Там всё иначе снится мне —
смеётся женщина в окне
и пепел кружится в огне
волос тяжёлых
пусть автомат в песке в земле
плевать совсем не стыдно мне
я к той, которая во сне
всё шёл и шёл бы.
А сон летит и я за ним
среди холмов среди низин
закат горит неугасим
сжигает спины
летящим из последних снов
кто был готов и не готов
и свет идёт поверх голов
невыносимый.
/ / /
Серый лёд ни капли света
грязная вода
отработанное небо
хлещет в города
нам бы только тряпки выжать
по́дпол просушить
нам бы как-нибудь да выжить
и ещё пожить
только чтоб никто не видел
нашей темноты
подходи родной на выстрел
отдохнёшь и ты
мы устали мы продрогли
но дадут приказ
повернём на раз оглобли
зацелуем вас
колья топоры да вилы
ты хоть лоб кропи
руки длинные наш милый
у большой любви.
/ / /
Боишься, мальчик, сравнивать свой дом
с могилой под ракитовым кустом,
где тот же кот учёный, зэк верчёный
откидывает карту на потом,
банкует так, чтоб дальше, опосля,
уж как убьют посла, нагнут козла,
яичко не простое, заводное
со зла рябая курочка снесла,
и там не важно – осень ли, весна,
сторонушка воспрянет ото сна,
пойдёт писать губерния вприсядку,
и мы начертим ваши имена
и годы жизни.
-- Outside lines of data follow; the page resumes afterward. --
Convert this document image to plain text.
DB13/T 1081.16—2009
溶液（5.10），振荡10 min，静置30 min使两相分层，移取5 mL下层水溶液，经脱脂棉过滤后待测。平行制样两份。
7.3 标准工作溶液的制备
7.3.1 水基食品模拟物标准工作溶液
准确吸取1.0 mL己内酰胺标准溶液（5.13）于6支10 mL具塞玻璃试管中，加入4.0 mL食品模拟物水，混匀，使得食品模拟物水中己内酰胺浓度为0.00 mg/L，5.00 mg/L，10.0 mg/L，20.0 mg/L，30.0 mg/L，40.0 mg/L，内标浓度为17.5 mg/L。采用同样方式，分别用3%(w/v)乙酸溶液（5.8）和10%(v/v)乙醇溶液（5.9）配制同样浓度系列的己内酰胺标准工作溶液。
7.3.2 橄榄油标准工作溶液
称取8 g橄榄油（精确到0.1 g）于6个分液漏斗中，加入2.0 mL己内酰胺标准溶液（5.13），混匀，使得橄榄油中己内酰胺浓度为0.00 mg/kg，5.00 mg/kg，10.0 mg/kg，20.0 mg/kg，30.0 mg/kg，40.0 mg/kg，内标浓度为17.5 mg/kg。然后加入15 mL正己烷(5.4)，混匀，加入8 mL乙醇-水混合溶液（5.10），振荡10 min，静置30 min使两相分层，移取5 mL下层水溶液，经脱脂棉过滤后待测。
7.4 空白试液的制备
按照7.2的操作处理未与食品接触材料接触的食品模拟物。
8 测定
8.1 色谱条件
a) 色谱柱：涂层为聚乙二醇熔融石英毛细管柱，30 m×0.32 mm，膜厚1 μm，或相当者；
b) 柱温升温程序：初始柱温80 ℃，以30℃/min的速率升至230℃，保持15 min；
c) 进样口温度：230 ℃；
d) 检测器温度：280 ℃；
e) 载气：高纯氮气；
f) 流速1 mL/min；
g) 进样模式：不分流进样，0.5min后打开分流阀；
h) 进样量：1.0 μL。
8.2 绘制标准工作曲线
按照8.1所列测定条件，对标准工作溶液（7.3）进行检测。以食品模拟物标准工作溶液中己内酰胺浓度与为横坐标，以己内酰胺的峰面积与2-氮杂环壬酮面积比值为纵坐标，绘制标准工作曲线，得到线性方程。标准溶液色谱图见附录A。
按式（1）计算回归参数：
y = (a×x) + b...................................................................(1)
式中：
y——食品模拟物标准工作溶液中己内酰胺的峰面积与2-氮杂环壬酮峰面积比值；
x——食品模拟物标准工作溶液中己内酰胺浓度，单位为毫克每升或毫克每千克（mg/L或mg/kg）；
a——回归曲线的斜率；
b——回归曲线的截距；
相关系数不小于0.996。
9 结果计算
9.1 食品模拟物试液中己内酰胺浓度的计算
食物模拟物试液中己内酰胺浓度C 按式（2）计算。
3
Господи еси,
народ пасти подольше попусти!
Яичко в красный день заполыхало,
теперь за сотню лет не разгрести!
Смеялся котик, усики торчком,
кружилось блюдце с детским молочком,
горел во лбу малиновый околыш,
да так, что все как милые ничком
землицу жрали, братики, за страх,
пока наш паровоз на всех парах
летел и комиссары в пыльных шлемах
палили с вышек на семи ветрах.
А сгинувшим – ни тризна, ни парча,
лишь справка от тюремного врача,
эх, отгорел восток зарёю новой,
одна чадит лампада Ильича,
заветная, и слабнет на ветру,
я бедную в предбанник уберу,
всё те же мы, нам целый мир – чужбина…
Когда она погаснет, я умру.
/ / /
Нас тьмы и тьмы. И чёрная зима
лежит раскинулась, не дышит. И не надо
ни плача для души, ни горя для ума,
и с высохших небес беспомощного знака
давно не ждём, а будет – наплевать,
черно который век, и дело точно в снеге —
он, видно, с головой засыпал однова́
и жизнь, и смерть, и сани, и телеги,
вдавил исподний грунт и сделал всё как есть –
и тощими стада, и ржавыми орала,
а память бедным нам оставил днесь,
чтоб и она всё время умирала,
под мерный тик сапог, не различая лет,
тащилась в поводу и глаз поднять не смела.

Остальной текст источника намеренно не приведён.